Yep. A friend of mine worked in rabies research at the Wistar Institute. The human rabies vaccine is indistinguishable from the canine vaccine, other than the label. Liability costs are responsible for the huge price difference.

Yep. I know of people who don’t get any vaccines for their pets, because the pets don’t leave the yard. Well, neither does mine- but he still got bitten by something and I didn’t know until the bite got infected and therefore didn’t get him to the vet until a few days later. If his rabies shot hadn’t been up to date, he would have been quarantined for a few months.

It took me a while to find it, but here’s the Straight Dope Staff Report by Jill, who is an honest-to-god epidemiologist: Why do dogs get vaccinated against rabies but not people?

I heard a recent podcast (maybe?) talking about rabies.
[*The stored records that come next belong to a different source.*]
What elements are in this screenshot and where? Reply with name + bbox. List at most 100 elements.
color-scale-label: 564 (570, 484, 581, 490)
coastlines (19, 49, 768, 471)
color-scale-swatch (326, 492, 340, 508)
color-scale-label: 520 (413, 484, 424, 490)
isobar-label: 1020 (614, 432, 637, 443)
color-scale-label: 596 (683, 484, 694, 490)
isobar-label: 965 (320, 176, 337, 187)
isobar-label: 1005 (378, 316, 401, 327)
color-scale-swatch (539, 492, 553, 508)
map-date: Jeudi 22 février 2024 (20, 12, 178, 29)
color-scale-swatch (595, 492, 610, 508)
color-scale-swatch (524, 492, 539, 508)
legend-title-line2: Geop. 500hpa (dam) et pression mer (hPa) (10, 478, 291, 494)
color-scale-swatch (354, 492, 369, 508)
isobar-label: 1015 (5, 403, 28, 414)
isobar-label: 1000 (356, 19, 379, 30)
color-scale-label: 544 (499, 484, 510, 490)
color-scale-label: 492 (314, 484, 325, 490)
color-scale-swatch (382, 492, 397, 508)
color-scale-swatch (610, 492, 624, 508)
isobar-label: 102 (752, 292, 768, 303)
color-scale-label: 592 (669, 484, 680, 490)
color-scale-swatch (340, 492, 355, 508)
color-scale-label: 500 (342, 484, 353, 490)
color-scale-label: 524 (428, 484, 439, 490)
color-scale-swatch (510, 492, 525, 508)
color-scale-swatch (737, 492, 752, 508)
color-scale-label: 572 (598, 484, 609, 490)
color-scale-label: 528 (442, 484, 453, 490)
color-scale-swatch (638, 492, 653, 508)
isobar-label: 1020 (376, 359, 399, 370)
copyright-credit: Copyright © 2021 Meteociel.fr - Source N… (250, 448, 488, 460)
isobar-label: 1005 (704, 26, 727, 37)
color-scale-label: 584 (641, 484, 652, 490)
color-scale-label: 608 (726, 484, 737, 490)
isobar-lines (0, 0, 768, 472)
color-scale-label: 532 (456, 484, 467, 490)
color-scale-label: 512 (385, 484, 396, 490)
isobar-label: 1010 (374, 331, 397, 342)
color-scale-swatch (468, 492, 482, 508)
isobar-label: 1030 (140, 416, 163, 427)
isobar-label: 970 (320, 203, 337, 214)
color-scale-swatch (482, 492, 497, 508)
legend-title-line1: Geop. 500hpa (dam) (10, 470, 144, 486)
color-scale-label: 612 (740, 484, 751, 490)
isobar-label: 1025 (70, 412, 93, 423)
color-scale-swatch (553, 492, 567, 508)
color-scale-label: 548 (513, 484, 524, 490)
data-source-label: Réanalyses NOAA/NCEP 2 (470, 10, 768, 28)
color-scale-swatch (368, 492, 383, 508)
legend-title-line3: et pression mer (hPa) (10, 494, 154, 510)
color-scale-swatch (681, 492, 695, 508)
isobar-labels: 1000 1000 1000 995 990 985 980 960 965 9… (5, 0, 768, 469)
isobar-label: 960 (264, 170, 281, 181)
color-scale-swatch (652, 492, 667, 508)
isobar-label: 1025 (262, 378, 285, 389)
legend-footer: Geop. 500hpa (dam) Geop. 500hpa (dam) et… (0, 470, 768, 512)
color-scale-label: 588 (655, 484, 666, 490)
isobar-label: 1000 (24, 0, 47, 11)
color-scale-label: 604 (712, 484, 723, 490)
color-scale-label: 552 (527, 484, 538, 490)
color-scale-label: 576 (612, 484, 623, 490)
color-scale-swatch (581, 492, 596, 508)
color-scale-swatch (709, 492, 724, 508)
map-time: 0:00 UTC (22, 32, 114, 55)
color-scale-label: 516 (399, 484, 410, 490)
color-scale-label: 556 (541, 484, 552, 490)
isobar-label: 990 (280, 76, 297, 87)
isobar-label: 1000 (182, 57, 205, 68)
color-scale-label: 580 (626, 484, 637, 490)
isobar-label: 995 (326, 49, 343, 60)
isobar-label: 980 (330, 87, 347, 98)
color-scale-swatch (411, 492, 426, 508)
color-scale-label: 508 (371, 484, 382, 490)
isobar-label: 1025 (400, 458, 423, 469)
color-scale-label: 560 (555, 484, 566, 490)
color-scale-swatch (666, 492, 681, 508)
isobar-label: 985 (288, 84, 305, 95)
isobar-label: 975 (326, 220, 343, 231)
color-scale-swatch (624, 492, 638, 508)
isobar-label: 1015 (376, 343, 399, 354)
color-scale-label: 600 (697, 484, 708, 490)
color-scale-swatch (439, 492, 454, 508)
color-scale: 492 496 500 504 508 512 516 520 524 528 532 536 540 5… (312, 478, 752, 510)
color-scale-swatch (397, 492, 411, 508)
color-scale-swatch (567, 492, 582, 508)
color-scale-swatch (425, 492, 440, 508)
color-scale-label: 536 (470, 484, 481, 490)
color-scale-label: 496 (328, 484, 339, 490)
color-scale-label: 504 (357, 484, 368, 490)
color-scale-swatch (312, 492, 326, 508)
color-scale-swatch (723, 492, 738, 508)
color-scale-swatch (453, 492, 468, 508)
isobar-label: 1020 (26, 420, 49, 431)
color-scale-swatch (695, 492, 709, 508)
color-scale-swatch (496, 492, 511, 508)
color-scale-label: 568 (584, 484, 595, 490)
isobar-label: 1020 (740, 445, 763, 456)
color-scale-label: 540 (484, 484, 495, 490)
I’m too lazy to look up the particular episode, but I remember 2 [DEL]facts[/DEL] pieces of information from the episode.

  1. by the time rabies symptoms appear, you’re toast. Shots won’t help anymore.

  2. there was a new radical treatment for you – although it is controversial, and has a less than 50% survival rate.

J.

Liability costs is right.

There is a vaccine for Lyme disease available for dogs, but it is not being made available for humans even though there is an obvious market for it.